Communication of electronic data in science is also a forefront topic. Astronomers, aided by the fact that they all observe the same sky, have developed a standardized way to exchange their observations. They are exemplary for their amazing system that allows everyone to access these observations. Our field has gone one step farther with standardization, though. With the Crystallographic Information Framework (CIF) we have a way to exchange not only our observations, but also our results as well. Other fields are just beginning to tackle how this should be attempted, but in this issue we can see how CIF is being put to work by the ICDD for submission of data and results to their Powder Diffraction File database [Sagnella LINK/PAGE].

We all know that computation has evolved. For years I have had a phone with greater memory and speed than the single computer that served Rutgers University and State of New Jersey's educational computing center, where I first analyzed diffraction data (with computer cards and at a cost of hundreds of dollars for each hour of computation). No longer is the cost or availability of computer hardware a limiting factor. For most purposes, a laptop is all that is ever needed – although big screens are so very nice.

Computers may be abundant, but good scientific software is not. Lack of software continues to limit what data we can analyze, how we perform our studies and how much expertise (and effort) it takes to get them done. For this reason, we periodically review progress in powder diffraction software. This is the second special issue of this Journal devoted to software. Herein we have eight articles on different aspects of computing for powder diffraction.
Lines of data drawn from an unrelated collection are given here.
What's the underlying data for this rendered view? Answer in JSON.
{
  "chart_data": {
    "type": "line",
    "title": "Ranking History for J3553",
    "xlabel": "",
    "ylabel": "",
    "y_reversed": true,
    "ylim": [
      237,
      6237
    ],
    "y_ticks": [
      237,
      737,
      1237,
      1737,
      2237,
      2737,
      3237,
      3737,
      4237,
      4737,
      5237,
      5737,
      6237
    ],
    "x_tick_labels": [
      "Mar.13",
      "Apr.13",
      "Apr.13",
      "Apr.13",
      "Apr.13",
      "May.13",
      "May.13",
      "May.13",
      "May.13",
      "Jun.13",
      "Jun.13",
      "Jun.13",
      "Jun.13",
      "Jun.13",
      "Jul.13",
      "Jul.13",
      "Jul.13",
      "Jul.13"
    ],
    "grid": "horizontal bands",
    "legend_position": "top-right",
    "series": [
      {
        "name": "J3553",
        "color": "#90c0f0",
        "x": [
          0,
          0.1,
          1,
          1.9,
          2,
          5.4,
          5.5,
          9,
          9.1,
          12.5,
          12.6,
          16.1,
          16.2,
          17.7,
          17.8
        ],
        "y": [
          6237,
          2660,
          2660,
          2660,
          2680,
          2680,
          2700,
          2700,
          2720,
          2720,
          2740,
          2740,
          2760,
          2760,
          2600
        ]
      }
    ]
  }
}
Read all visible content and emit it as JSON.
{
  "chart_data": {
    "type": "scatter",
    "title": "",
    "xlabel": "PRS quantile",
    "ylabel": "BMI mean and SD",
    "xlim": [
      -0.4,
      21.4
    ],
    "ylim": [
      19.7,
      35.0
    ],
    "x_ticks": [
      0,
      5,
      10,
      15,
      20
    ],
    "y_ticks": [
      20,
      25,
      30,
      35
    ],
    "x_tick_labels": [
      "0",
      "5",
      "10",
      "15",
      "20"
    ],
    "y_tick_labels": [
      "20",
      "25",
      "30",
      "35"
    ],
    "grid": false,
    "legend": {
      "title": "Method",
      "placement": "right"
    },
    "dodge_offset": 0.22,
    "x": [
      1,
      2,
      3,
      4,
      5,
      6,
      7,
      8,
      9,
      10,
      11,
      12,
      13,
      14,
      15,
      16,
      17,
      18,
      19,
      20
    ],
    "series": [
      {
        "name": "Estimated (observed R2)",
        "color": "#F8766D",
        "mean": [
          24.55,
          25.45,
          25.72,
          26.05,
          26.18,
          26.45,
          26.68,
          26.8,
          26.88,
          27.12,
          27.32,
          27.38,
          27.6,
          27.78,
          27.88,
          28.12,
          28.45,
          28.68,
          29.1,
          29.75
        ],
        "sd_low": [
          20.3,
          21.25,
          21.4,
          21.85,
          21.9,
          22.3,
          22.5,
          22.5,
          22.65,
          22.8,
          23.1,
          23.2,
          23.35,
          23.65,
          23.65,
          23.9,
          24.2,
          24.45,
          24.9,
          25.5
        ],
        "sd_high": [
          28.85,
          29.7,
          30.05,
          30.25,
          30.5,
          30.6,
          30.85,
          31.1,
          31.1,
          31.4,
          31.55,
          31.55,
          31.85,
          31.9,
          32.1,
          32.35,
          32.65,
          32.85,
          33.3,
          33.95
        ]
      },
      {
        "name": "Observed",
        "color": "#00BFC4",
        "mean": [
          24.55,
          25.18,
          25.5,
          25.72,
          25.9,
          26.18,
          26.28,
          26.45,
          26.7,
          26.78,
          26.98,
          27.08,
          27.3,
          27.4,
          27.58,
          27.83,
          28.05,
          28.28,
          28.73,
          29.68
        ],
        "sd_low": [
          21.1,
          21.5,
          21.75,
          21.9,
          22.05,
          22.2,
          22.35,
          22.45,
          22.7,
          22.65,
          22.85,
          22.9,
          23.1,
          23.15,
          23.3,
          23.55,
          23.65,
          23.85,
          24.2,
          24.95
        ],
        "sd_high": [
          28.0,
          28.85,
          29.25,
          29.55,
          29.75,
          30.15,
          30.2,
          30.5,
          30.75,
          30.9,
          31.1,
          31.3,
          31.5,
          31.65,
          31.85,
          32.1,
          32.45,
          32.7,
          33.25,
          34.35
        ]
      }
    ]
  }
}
Thanks go to the authors who clearly put much time into writing code that benefits us so richly, as well as communicating their work to us. Our community owes so very much to people such as Daniel Louër and Ali Boultif, who here describe the latest version of their pioneering auto-indexing program, DICVOL [Louer LINK/PAGE]. This is the latest from this group in a series of contributions that goes back over 40+ years and has enabled a huge amount of science.

Software is even changing the way that scientists write papers, as evidenced herein. In recent years I have become a strong partisan for using the Python computer language in science and wanted to include an introductory article on it here, but written from a wider perspective than my own [Ayers LINK/PAGE]. I invited two software engineers to collaborate. For our writing we used tools designed primarily for collaboration on software creation and bug tracking, and, in contrast to my previous experience with collaborative writing, there was no exchange of paper documents, no face-to-face discussions and not even any phone calls. I have yet to ever meet or even speak with either of these coauthors.

Computers indeed have changed how science is done.